I’m in great big gobs of trouble aren’t I?

This is the part of my life I call "tired"

June woke up at 5:30 am to get herself set to go to work for the first time in a year. In a moment of incidental misfortune I too awoke, despite the fact that I didn't have to go to work for three more hours. It's tough to sleep when you're anticipating a sleeping infant to make it her regular routine to rouse you while Mom gets ready and then goes to work. I suppose this is where a new part of my life begins, that part I'll call the "tired" part.

Zo's Grandma/Nanny arrived last night and will surely be starting that same part of her life (for the second time), the "tired" part, this morning as well. She'll render loving and attentive services here all week and into the middle of next when Baachan arrives and takes over for three weeks while Grandma goes to get her eyes fixed. It's no good to be blind and "tired."

I hope June has a good day and can manage to see the road through the tears on her way into work. This is going to take some getting used to. My part is easy...'tired," no problem. I can do that in my sleep, figuratively speaking. I don't want June's task. Commuting emotional wreck doesn't sound like a job I'd like to have. She's a tough cookie and she'll manage it all just fine. I, on the other hand, manage things terribly and will adjust poorly at best. It's how I roll...old dog, new tricks.

What bloody time is it? 6:28 God.

Saturday, January 9, 2010

A shirtless Jiichan and a happy Baachan with Netta and June way back when

Happy birthday to June's Baachan, Zoey's Hi-Obaachan...She's turning 18 years old for the third or fourth time today. Hopefully she gets this message before she goes out and finds some birthday trouble. She's a Yamaya after all, by marriage, sure, but still...Hi-Jiichan wasn't the only one who could paint the town. His wife always knew her way around some fun too.

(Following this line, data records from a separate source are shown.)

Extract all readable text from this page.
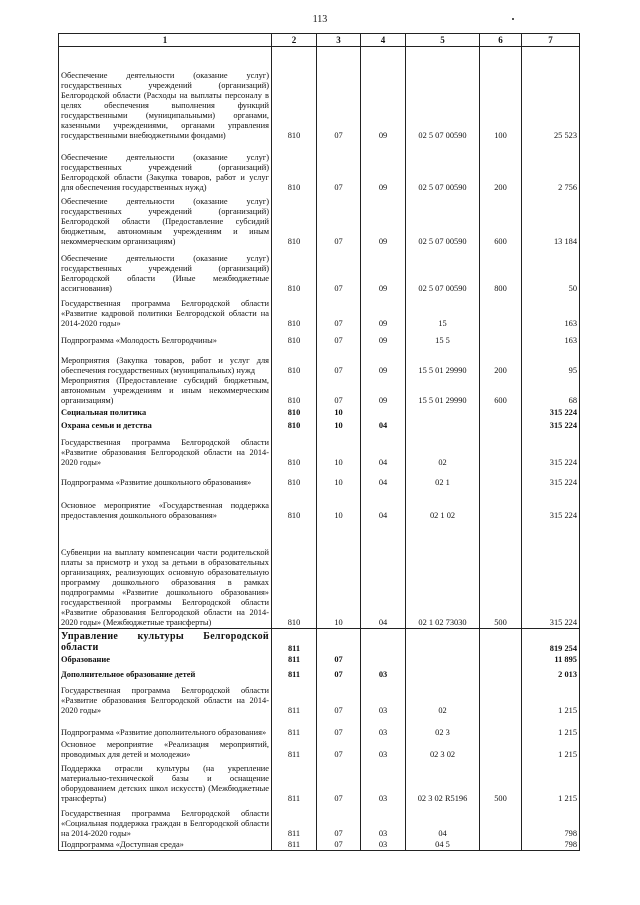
113
1	2	3	4	5	6	7
Обеспечение деятельности (оказание услуг) государственных учреждений (организаций) Белгородской области (Расходы на выплаты персоналу в целях обеспечения выполнения функций государственными (муниципальными) органами, казенными учреждениями, органами управления государственными внебюджетными фондами)	810	07	09	02 5 07 00590	100	25 523
Обеспечение деятельности (оказание услуг) государственных учреждений (организаций) Белгородской области (Закупка товаров, работ и услуг для обеспечения государственных нужд)	810	07	09	02 5 07 00590	200	2 756
Обеспечение деятельности (оказание услуг) государственных учреждений (организаций) Белгородской области (Предоставление субсидий бюджетным, автономным учреждениям и иным некоммерческим организациям)	810	07	09	02 5 07 00590	600	13 184
Обеспечение деятельности (оказание услуг) государственных учреждений (организаций) Белгородской области (Иные межбюджетные ассигнования)	810	07	09	02 5 07 00590	800	50
Государственная программа Белгородской области «Развитие кадровой политики Белгородской области на 2014-2020 годы»	810	07	09	15		163
Подпрограмма «Молодость Белгородчины»	810	07	09	15 5		163
Мероприятия (Закупка товаров, работ и услуг для обеспечения государственных (муниципальных) нужд	810	07	09	15 5 01 29990	200	95
Мероприятия (Предоставление субсидий бюджетным, автономным учреждениям и иным некоммерческим организациям)	810	07	09	15 5 01 29990	600	68
Социальная политика	810	10				315 224
Охрана семьи и детства	810	10	04			315 224
Государственная программа Белгородской области «Развитие образования Белгородской области на 2014-2020 годы»	810	10	04	02		315 224
Подпрограмма «Развитие дошкольного образования»	810	10	04	02 1		315 224
Основное мероприятие «Государственная поддержка предоставления дошкольного образования»	810	10	04	02 1 02		315 224
Субвенции на выплату компенсации части родительской платы за присмотр и уход за детьми в образовательных организациях, реализующих основную образовательную программу дошкольного образования в рамках подпрограммы «Развитие дошкольного образования» государственной программы Белгородской области «Развитие образования Белгородской области на 2014-2020 годы» (Межбюджетные трансферты)	810	10	04	02 1 02 73030	500	315 224
Управление культуры Белгородской области	811					819 254
Образование	811	07				11 895
Дополнительное образование детей	811	07	03			2 013
Государственная программа Белгородской области «Развитие образования Белгородской области на 2014-2020 годы»	811	07	03	02		1 215
Подпрограмма «Развитие дополнительного образования»	811	07	03	02 3		1 215
Основное мероприятие «Реализация мероприятий, проводимых для детей и молодежи»	811	07	03	02 3 02		1 215
Поддержка отрасли культуры (на укрепление материально-технической базы и оснащение оборудованием детских школ искусств) (Межбюджетные трансферты)	811	07	03	02 3 02 R5196	500	1 215
Государственная программа Белгородской области «Социальная поддержка граждан в Белгородской области на 2014-2020 годы»	811	07	03	04		798
Подпрограмма «Доступная среда»	811	07	03	04 5		798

Happy Birthday Hi-Obaachan! If we're lucky, we'll see you next summer!

North By Northwest...First Friday of Film

Cary Grant Indiana 41

That was fun...Cary Grant was great, but then so was the bottle of Malbec that accompanied the 1959 classic. I think I'm gonna like this Friday night thing. Try it for yourself, or even better, get in touch and we'll make this a regular occasion.